If governance in the country in recent times had not been essentially a triviality, it would have been difficult to believe that such a statement like this could emanate from the presidency. Going by the president’s proclamation, there is nothing wrong with the country as it is and those clamouring for constitutional changes to address core issues in various aspects of the national life are not in tune with reality. But is that the case? We think not. In the first instance, the 1999 Constitution about which the president waxes so lyrical was hurriedly put together by the military on its way out of power. It did not benefit from the inputs of critical stakeholders in the polity and had no inputs from the people on whose behalf it was crafted. In many ways, it reflected the military style of operation and gave wide powers that could not have been contemplated in a democracy to the democratic president expected to be elected on the basis of its provisions. It is for that reason that many have described the Nigerian president as the most powerful in the world.
Truth be told, the 1999 Constitution (as amended) is not fit for purpose. It reinforces the unitarism imposed on the country during military rule and constitutes a disincentive to the kind of development witnessed in the First Republic. Regarding the fact of Kano having 44 local councils, surely the president knows that the creation of councils by the military was done by fiat and did not benefit from research and development indices, which is why, for instance, a state like Lagos, which has the same status as Kano population-wise, has just 20 constitutionally recognised local government councils, whereas a state, Jigawa, was created out of old Kano State and blessed with 27 local councils. By hinging constitutional fairness on the number of local councils, President Buhari merely rationalised the injustices perpetrated by the military against sections of the country. His submission rubbishes the principles of the federal system of government. And if the president nurtures such a warped notion of the federal system, then there is a serious problem at hand.
It is indeed tragic that President Buhari thinks that the 1999 Constitution (as amended) has laid to rest the issues of population and revenue allocation which remain highly contentious because of the manifest unfairness in the present arrangement. Revenue-wise, what does Kano bring to the federal purse compared to Bayelsa? Does Buhari think that it is fair that Bayelsa produces the revenue that sustains Kano? It is this kind of statement that heats up the polity and causes friction and disaffection in the country. In any case, his own party, the All Progressives Congress (APC), admits that the existing system is unfair and says there is a need for restructuring. The party even set up a committee on restructuring with the Kaduna State governor, Malam Nasir el-Rufai, as chairman. But the president has remained a steadfast advocate of the iniquitous status quo, justifying a federation where state governors fund the police but have no control over them, a federation with countless federal agencies duplicating the functions of other agencies—in short, a federation in which the federating units have little or no control over their own affairs and are mere appendages of the centre.

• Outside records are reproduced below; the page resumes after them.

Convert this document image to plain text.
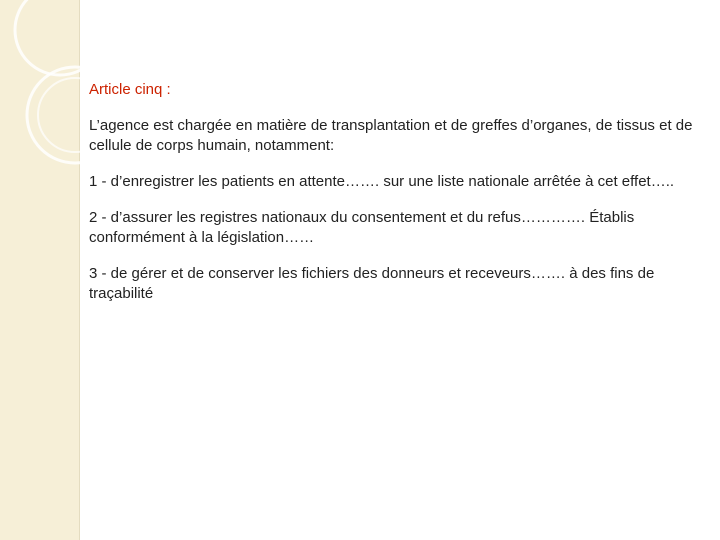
Article cinq :

L’agence est chargée en matière de transplantation et de greffes d’organes, de tissus et de cellule de corps humain, notamment:

1 - d’enregistrer les patients en attente……. sur une liste nationale arrêtée à cet effet…..

2 - d’assurer les registres nationaux du consentement et du refus…………. Établis conformément à la législation……

3 - de gérer et de conserver les fichiers des donneurs et receveurs……. à des fins de traçabilité
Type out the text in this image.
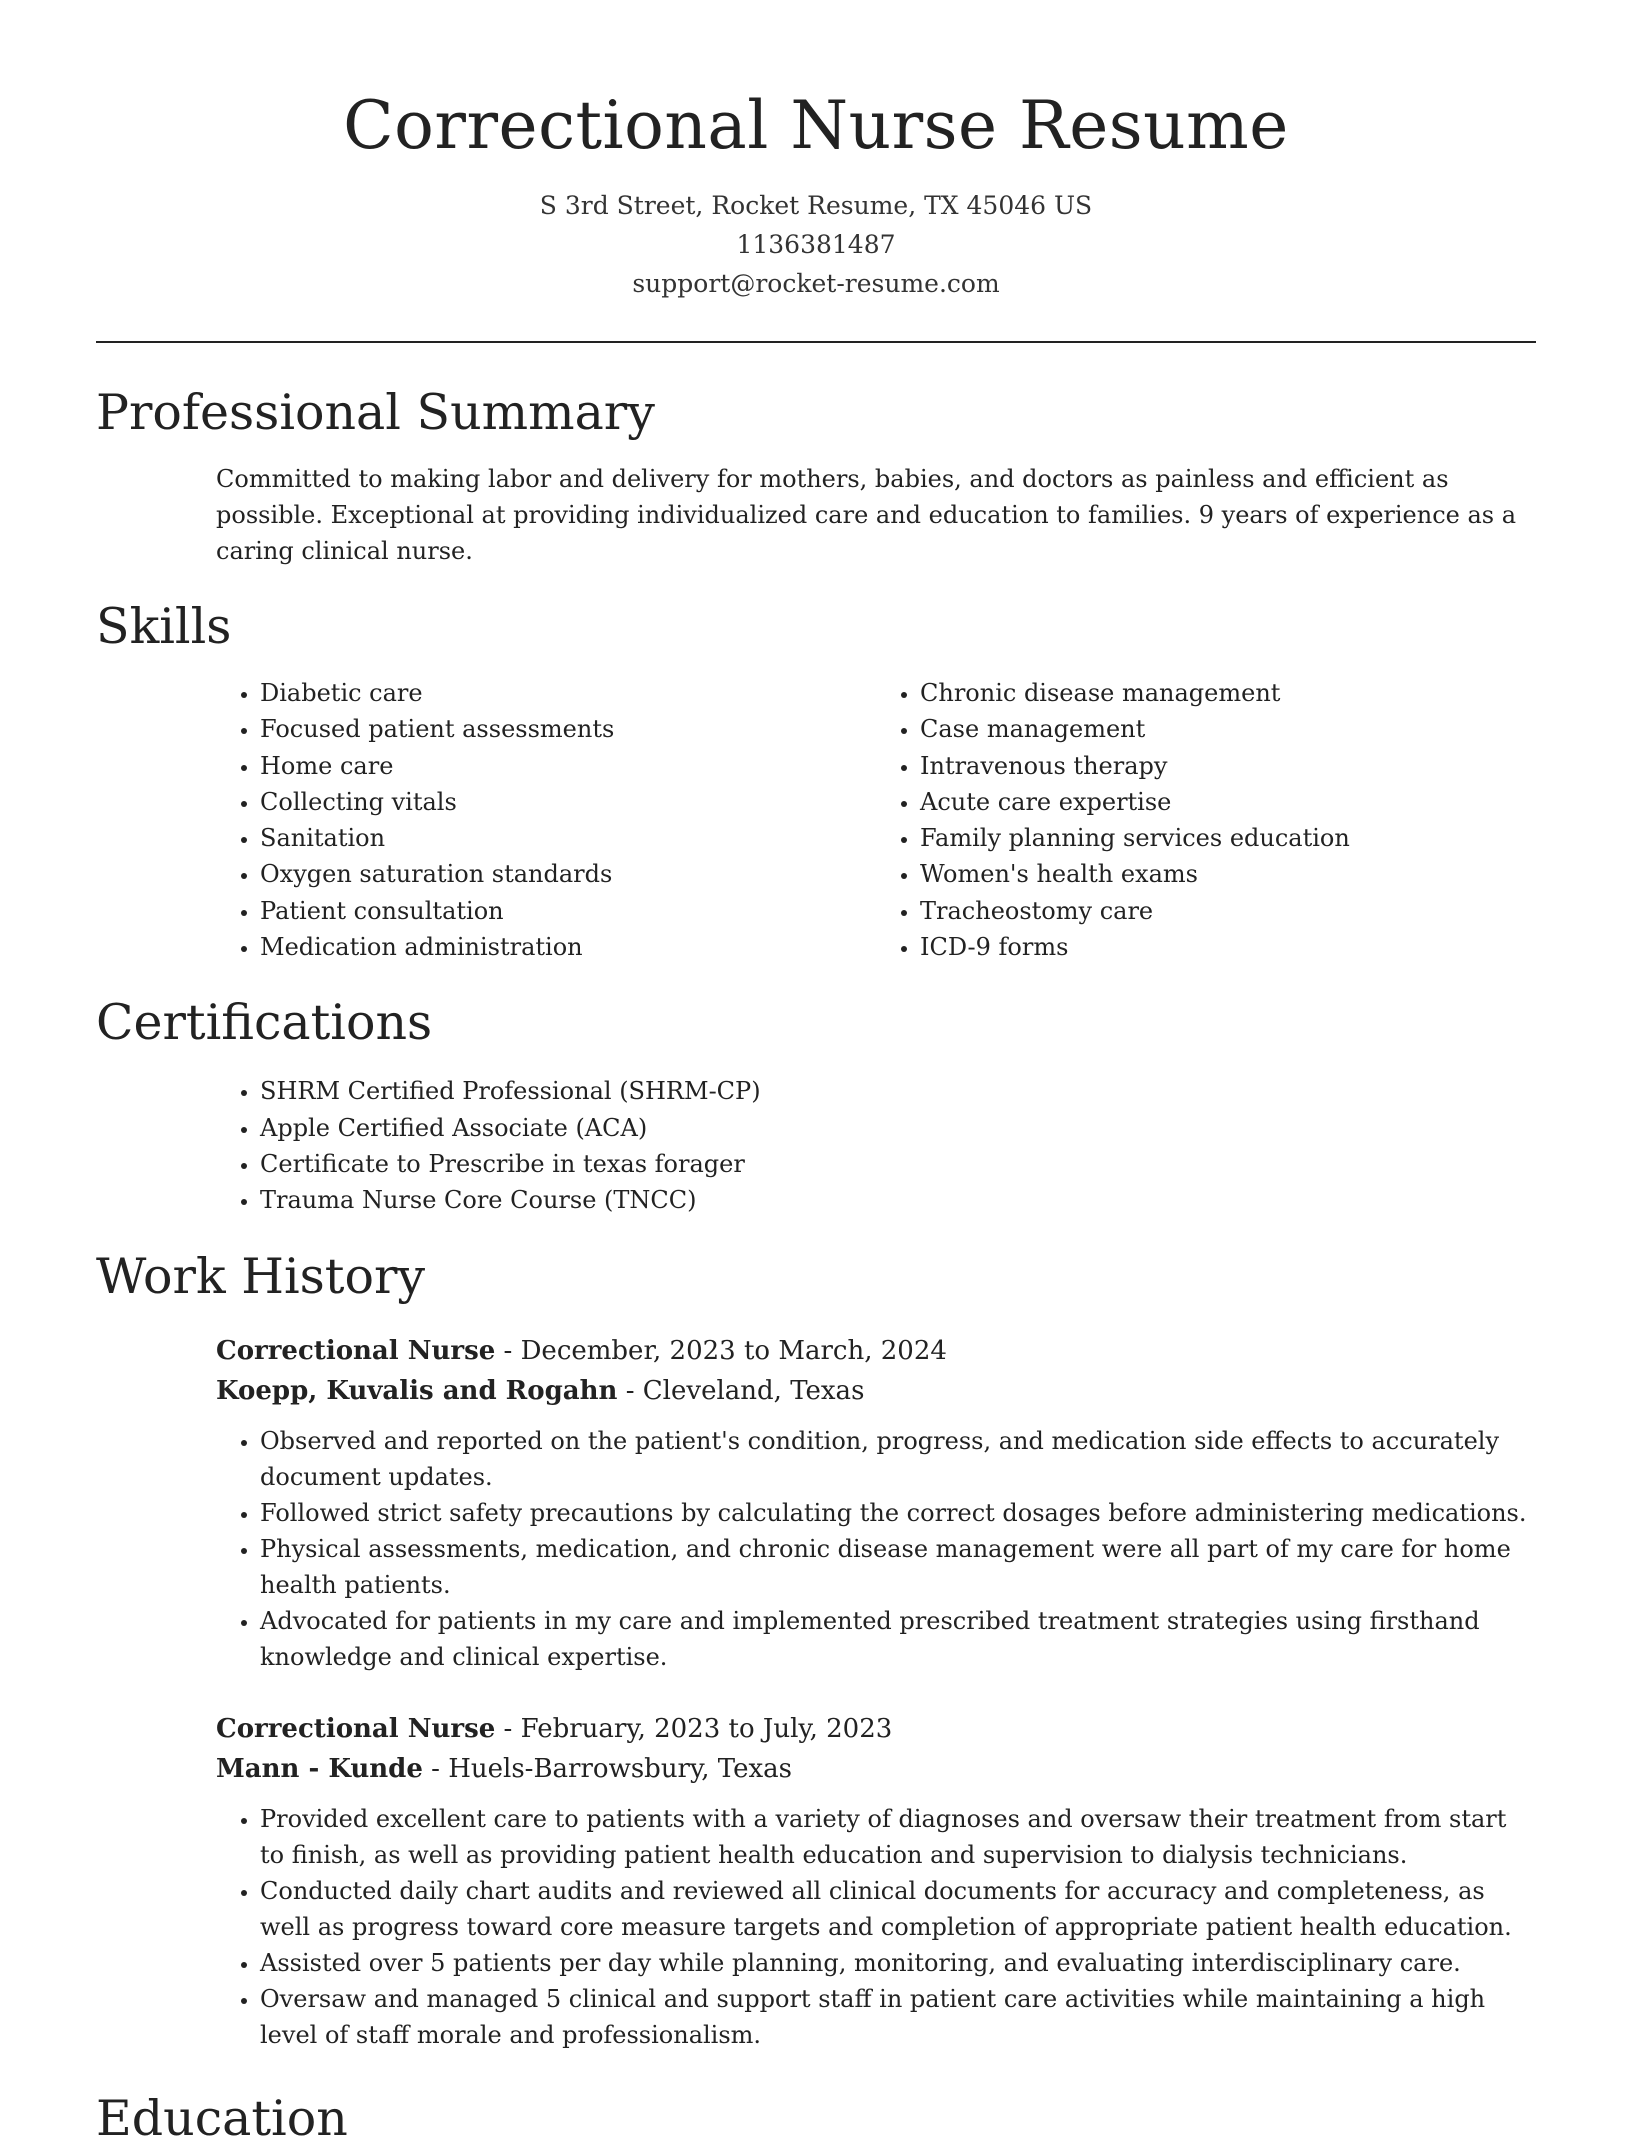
Correctional Nurse Resume
S 3rd Street, Rocket Resume, TX 45046 US
1136381487
support@rocket-resume.com
Professional Summary

Committed to making labor and delivery for mothers, babies, and doctors as painless and efficient as possible. Exceptional at providing individualized care and education to families. 9 years of experience as a caring clinical nurse.

Skills
• Diabetic care
• Focused patient assessments
• Home care
• Collecting vitals
• Sanitation
• Oxygen saturation standards
• Patient consultation
• Medication administration
• Chronic disease management
• Case management
• Intravenous therapy
• Acute care expertise
• Family planning services education
• Women's health exams
• Tracheostomy care
• ICD-9 forms
Certifications
• SHRM Certified Professional (SHRM-CP)
• Apple Certified Associate (ACA)
• Certificate to Prescribe in texas forager
• Trauma Nurse Core Course (TNCC)
Work History
Correctional Nurse - December, 2023 to March, 2024
Koepp, Kuvalis and Rogahn - Cleveland, Texas
• Observed and reported on the patient's condition, progress, and medication side effects to accurately document updates.
• Followed strict safety precautions by calculating the correct dosages before administering medications.
• Physical assessments, medication, and chronic disease management were all part of my care for home health patients.
• Advocated for patients in my care and implemented prescribed treatment strategies using firsthand knowledge and clinical expertise.
Correctional Nurse - February, 2023 to July, 2023
Mann - Kunde - Huels-Barrowsbury, Texas
• Provided excellent care to patients with a variety of diagnoses and oversaw their treatment from start to finish, as well as providing patient health education and supervision to dialysis technicians.
• Conducted daily chart audits and reviewed all clinical documents for accuracy and completeness, as well as progress toward core measure targets and completion of appropriate patient health education.
• Assisted over 5 patients per day while planning, monitoring, and evaluating interdisciplinary care.
• Oversaw and managed 5 clinical and support staff in patient care activities while maintaining a high level of staff morale and professionalism.
Education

Pray, if the extant constitution “cannot be fairer,” what need is there for the Senate and the House of the Representatives? What would be the job of the lawmakers populating both chambers of the National Assembly if the constitution is inviolable? Buhari’s pronouncement on the 1999 Constitution is a tacit condemnation of patriots working hard to have the country restructured in such a way that all Nigerians will be treated equally and fairly, and in such a way that the sub-national governments and ethnic nationalities making up the country can actualise their economic and other potentialities. Thus, when he proclaimed to members of the Muhammadu Buhari/Osinbajo Dynamic Support Group that he desired “a Nigeria where our families will be safe and our children will have plenty opportunities to earn a living and have a comfortable life,” he was definitely not cognisant of the import of that statement. The country needs a constitution that is fair to all and the right of Nigerians to it could not have been taken away by Buhari’s election as president. The only alternative to restructuring the country is restructuring.